8 – A afirmação radical oferece uma explicação alternativa ou limita-se a negar a explicação existente?

É uma “arma” muito usada por quem debate ideias sem argumentos sólidos: criticar o adversário, não clarificando aquilo em que o próprio acredita de modo a evitar a crítica.

Os céticos em relação ao Big Bang como origem do universo, por exemplo, ignoram a forte convergência de dados neste modelo cosmológico; salientam ad nauseam as poucas lacunas do modelo mais consensual enquanto fogem a uma visão alternativa, credível, que absorva um elevado número de evidências a seu favor.

9 – No caso de a afirmação consistir numa nova explicação, permite compreender tantos fenómenos como a “velha” explicação?

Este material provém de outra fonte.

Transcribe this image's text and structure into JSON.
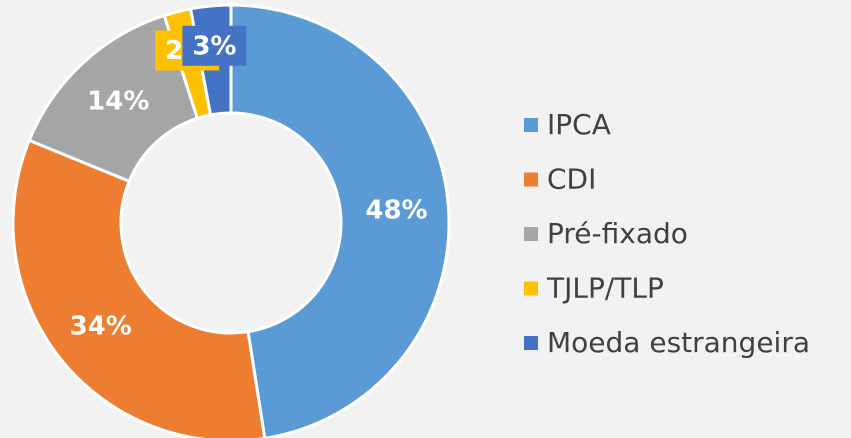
{
  "chart_data": {
    "type": "donut",
    "categories": [
      "IPCA",
      "CDI",
      "Pré-fixado",
      "TJLP/TLP",
      "Moeda estrangeira"
    ],
    "values": [
      48,
      34,
      14,
      2,
      3
    ],
    "value_labels": [
      "48%",
      "34%",
      "14%",
      "2%",
      "3%"
    ],
    "colors": [
      "#5B9BD5",
      "#ED7D31",
      "#A5A5A5",
      "#FFC000",
      "#4472C4"
    ],
    "legend": "right"
  }
}
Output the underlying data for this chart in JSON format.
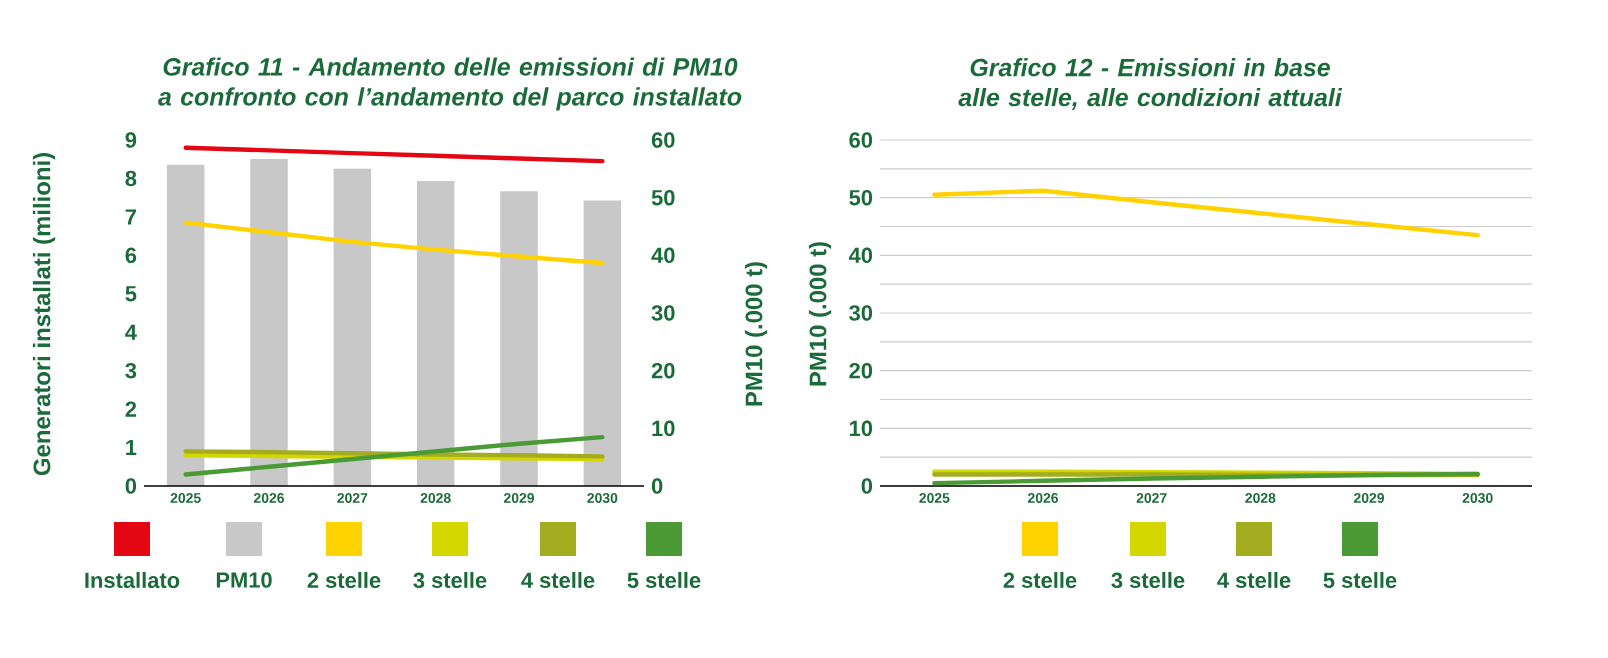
{
  "chart_data": [
    {
      "type": "line",
      "title": "Grafico 11 - Andamento delle emissioni di PM10 a confronto con l’andamento del parco installato",
      "ylabel": "Generatori installati (milioni)",
      "y2label": "PM10 (.000 t)",
      "categories": [
        "2025",
        "2026",
        "2027",
        "2028",
        "2029",
        "2030"
      ],
      "ylim": [
        0,
        9
      ],
      "yticks": [
        0,
        1,
        2,
        3,
        4,
        5,
        6,
        7,
        8,
        9
      ],
      "y2lim": [
        0,
        60
      ],
      "y2ticks": [
        0,
        10,
        20,
        30,
        40,
        50,
        60
      ],
      "legend": "bottom",
      "series": [
        {
          "name": "Installato",
          "color": "#e30613",
          "values": [
            8.8,
            8.73,
            8.66,
            8.59,
            8.52,
            8.45
          ]
        },
        {
          "name": "PM10",
          "type": "bar",
          "axis": "y2",
          "color": "#c8c8c8",
          "values": [
            55.7,
            56.7,
            55,
            52.9,
            51.1,
            49.5
          ]
        },
        {
          "name": "2 stelle",
          "color": "#ffd200",
          "values": [
            6.85,
            6.6,
            6.35,
            6.15,
            5.97,
            5.8
          ]
        },
        {
          "name": "3 stelle",
          "color": "#d4d600",
          "values": [
            0.8,
            0.78,
            0.76,
            0.74,
            0.72,
            0.7
          ]
        },
        {
          "name": "4 stelle",
          "color": "#a3ad1f",
          "values": [
            0.9,
            0.88,
            0.85,
            0.82,
            0.8,
            0.77
          ]
        },
        {
          "name": "5 stelle",
          "color": "#4a9a35",
          "values": [
            0.3,
            0.5,
            0.7,
            0.9,
            1.1,
            1.27
          ]
        }
      ]
    },
    {
      "type": "line",
      "title": "Grafico 12 - Emissioni in base alle stelle, alle condizioni attuali",
      "ylabel": "PM10 (.000 t)",
      "categories": [
        "2025",
        "2026",
        "2027",
        "2028",
        "2029",
        "2030"
      ],
      "ylim": [
        0,
        60
      ],
      "yticks": [
        0,
        {
          "value": 5,
          "label": null
        },
        10,
        {
          "value": 15,
          "label": null
        },
        20,
        {
          "value": 25,
          "label": null
        },
        30,
        {
          "value": 35,
          "label": null
        },
        40,
        {
          "value": 45,
          "label": null
        },
        50,
        {
          "value": 55,
          "label": null
        },
        60
      ],
      "grid": "y",
      "legend": "bottom",
      "series": [
        {
          "name": "2 stelle",
          "color": "#ffd200",
          "values": [
            50.5,
            51.2,
            49.2,
            47.3,
            45.4,
            43.5
          ]
        },
        {
          "name": "3 stelle",
          "color": "#d4d600",
          "values": [
            2.5,
            2.5,
            2.4,
            2.3,
            2.2,
            2.1
          ]
        },
        {
          "name": "4 stelle",
          "color": "#a3ad1f",
          "values": [
            2.0,
            2.0,
            2.0,
            1.9,
            1.9,
            1.9
          ]
        },
        {
          "name": "5 stelle",
          "color": "#4a9a35",
          "values": [
            0.5,
            0.9,
            1.3,
            1.6,
            1.9,
            2.1
          ]
        }
      ]
    }
  ]
}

Um caso exemplar é a ideia de que a sida é um produto do modo de vida e não do vírus da imunodeficiência humana (VIH). Os céticos da causalidade VIH-sida fingem desconhecer a inequívoca correlação entre o aumento de hemofílicos doentes e a introdução acidental do VIH nos bancos de sangue, ao mesmo tempo que não conseguem rebater com a sua “teoria” o facto de uma larga proporção de consumidores de drogas recreativas ou pessoas malnutridas não contrair a sida; ou existirem indivíduos bem alimentados e heterossexuais que desenvolvem a doença (por exemplo, técnicos envolvidos em acidentes em laboratórios que lidam com o VIH).

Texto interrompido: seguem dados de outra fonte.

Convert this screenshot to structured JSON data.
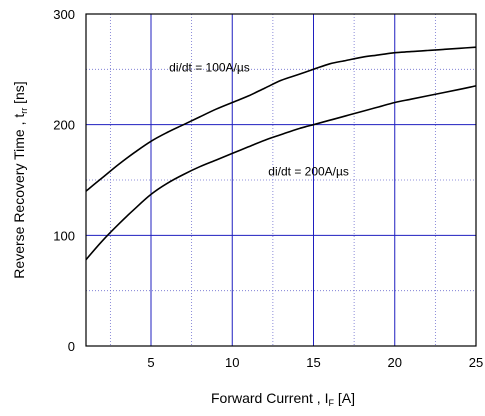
{
  "chart_data": {
    "type": "line",
    "title": "",
    "xlabel": {
      "main": "Forward Current , I",
      "sub": "F",
      "unit": " [A]"
    },
    "ylabel": {
      "main": "Reverse Recovery Time , t",
      "sub": "rr",
      "unit": " [ns]"
    },
    "xlim": [
      1,
      25
    ],
    "ylim": [
      0,
      300
    ],
    "xticks": [
      5,
      10,
      15,
      20,
      25
    ],
    "yticks": [
      0,
      100,
      200,
      300
    ],
    "major_grid_x": [
      5,
      10,
      15,
      20
    ],
    "major_grid_y": [
      100,
      200
    ],
    "minor_grid_x": [
      2.5,
      7.5,
      12.5,
      17.5,
      22.5
    ],
    "minor_grid_y": [
      50,
      150,
      250
    ],
    "grid_color": "#1f1fbf",
    "minor_grid_color": "#6f6fcf",
    "series": [
      {
        "name": "di/dt = 100A/µs",
        "x": [
          1,
          2,
          3,
          4,
          5,
          6,
          7,
          8,
          9,
          10,
          11,
          12,
          13,
          14,
          15,
          16,
          17,
          18,
          19,
          20,
          21,
          22,
          23,
          24,
          25
        ],
        "values": [
          140,
          152,
          164,
          175,
          185,
          193,
          200,
          207,
          214,
          220,
          226,
          233,
          240,
          245,
          250,
          255,
          258,
          261,
          263,
          265,
          266,
          267,
          268,
          269,
          270
        ]
      },
      {
        "name": "di/dt = 200A/µs",
        "x": [
          1,
          2,
          3,
          4,
          5,
          6,
          7,
          8,
          9,
          10,
          11,
          12,
          13,
          14,
          15,
          16,
          17,
          18,
          19,
          20,
          21,
          22,
          23,
          24,
          25
        ],
        "values": [
          78,
          95,
          110,
          124,
          137,
          147,
          155,
          162,
          168,
          174,
          180,
          186,
          191,
          196,
          200,
          204,
          208,
          212,
          216,
          220,
          223,
          226,
          229,
          232,
          235
        ]
      }
    ],
    "annotations": [
      {
        "text": "di/dt = 100A/µs",
        "x": 8.6,
        "y": 248
      },
      {
        "text": "di/dt = 200A/µs",
        "x": 14.7,
        "y": 154
      }
    ]
  }
}
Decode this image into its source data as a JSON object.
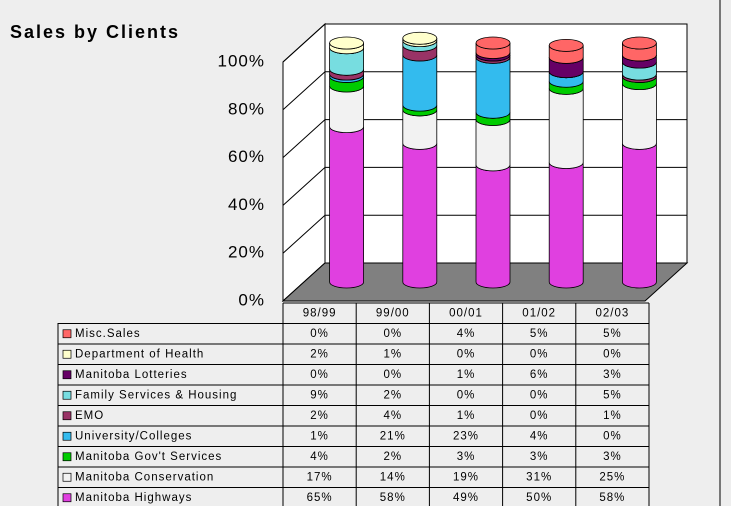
{
  "chart_data": {
    "type": "bar",
    "stacked": true,
    "title": "Sales by Clients",
    "categories": [
      "98/99",
      "99/00",
      "00/01",
      "01/02",
      "02/03"
    ],
    "ylim": [
      0,
      100
    ],
    "yticks": [
      {
        "value": 0,
        "label": "0%"
      },
      {
        "value": 20,
        "label": "20%"
      },
      {
        "value": 40,
        "label": "40%"
      },
      {
        "value": 60,
        "label": "60%"
      },
      {
        "value": 80,
        "label": "80%"
      },
      {
        "value": 100,
        "label": "100%"
      }
    ],
    "grid": true,
    "series": [
      {
        "name": "Manitoba Highways",
        "color": "#e040e0",
        "values": [
          65,
          58,
          49,
          50,
          58
        ],
        "value_labels": [
          "65%",
          "58%",
          "49%",
          "50%",
          "58%"
        ]
      },
      {
        "name": "Manitoba Conservation",
        "color": "#f2f2f2",
        "values": [
          17,
          14,
          19,
          31,
          25
        ],
        "value_labels": [
          "17%",
          "14%",
          "19%",
          "31%",
          "25%"
        ]
      },
      {
        "name": "Manitoba Gov't Services",
        "color": "#00cc00",
        "values": [
          4,
          2,
          3,
          3,
          3
        ],
        "value_labels": [
          "4%",
          "2%",
          "3%",
          "3%",
          "3%"
        ]
      },
      {
        "name": "University/Colleges",
        "color": "#33bbee",
        "values": [
          1,
          21,
          23,
          4,
          0
        ],
        "value_labels": [
          "1%",
          "21%",
          "23%",
          "4%",
          "0%"
        ]
      },
      {
        "name": "EMO",
        "color": "#993366",
        "values": [
          2,
          4,
          1,
          0,
          1
        ],
        "value_labels": [
          "2%",
          "4%",
          "1%",
          "0%",
          "1%"
        ]
      },
      {
        "name": "Family Services & Housing",
        "color": "#77dde0",
        "values": [
          9,
          2,
          0,
          0,
          5
        ],
        "value_labels": [
          "9%",
          "2%",
          "0%",
          "0%",
          "5%"
        ]
      },
      {
        "name": "Manitoba Lotteries",
        "color": "#660066",
        "values": [
          0,
          0,
          1,
          6,
          3
        ],
        "value_labels": [
          "0%",
          "0%",
          "1%",
          "6%",
          "3%"
        ]
      },
      {
        "name": "Department of Health",
        "color": "#ffffcc",
        "values": [
          2,
          1,
          0,
          0,
          0
        ],
        "value_labels": [
          "2%",
          "1%",
          "0%",
          "0%",
          "0%"
        ]
      },
      {
        "name": "Misc.Sales",
        "color": "#ff6666",
        "values": [
          0,
          0,
          4,
          5,
          5
        ],
        "value_labels": [
          "0%",
          "0%",
          "4%",
          "5%",
          "5%"
        ]
      }
    ]
  }
}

10 – As opiniões ou crenças de quem afirma e de quem lê ou ouve afetam a aceitação da frase extraordinária?

Em “99,9%” das situações, a resposta é um enfático “sim!” Por esse motivo, sempre que o leitor do PÚBLICO se depare com uma afirmação radical e as nove questões anteriores não forem suficientes para se sentir seguro quanto à veracidade/validade da afirmação, partilhe e discuta-a com alguém que muitas vezes discorda de si.

Partilhe também este kit. Bom proveito!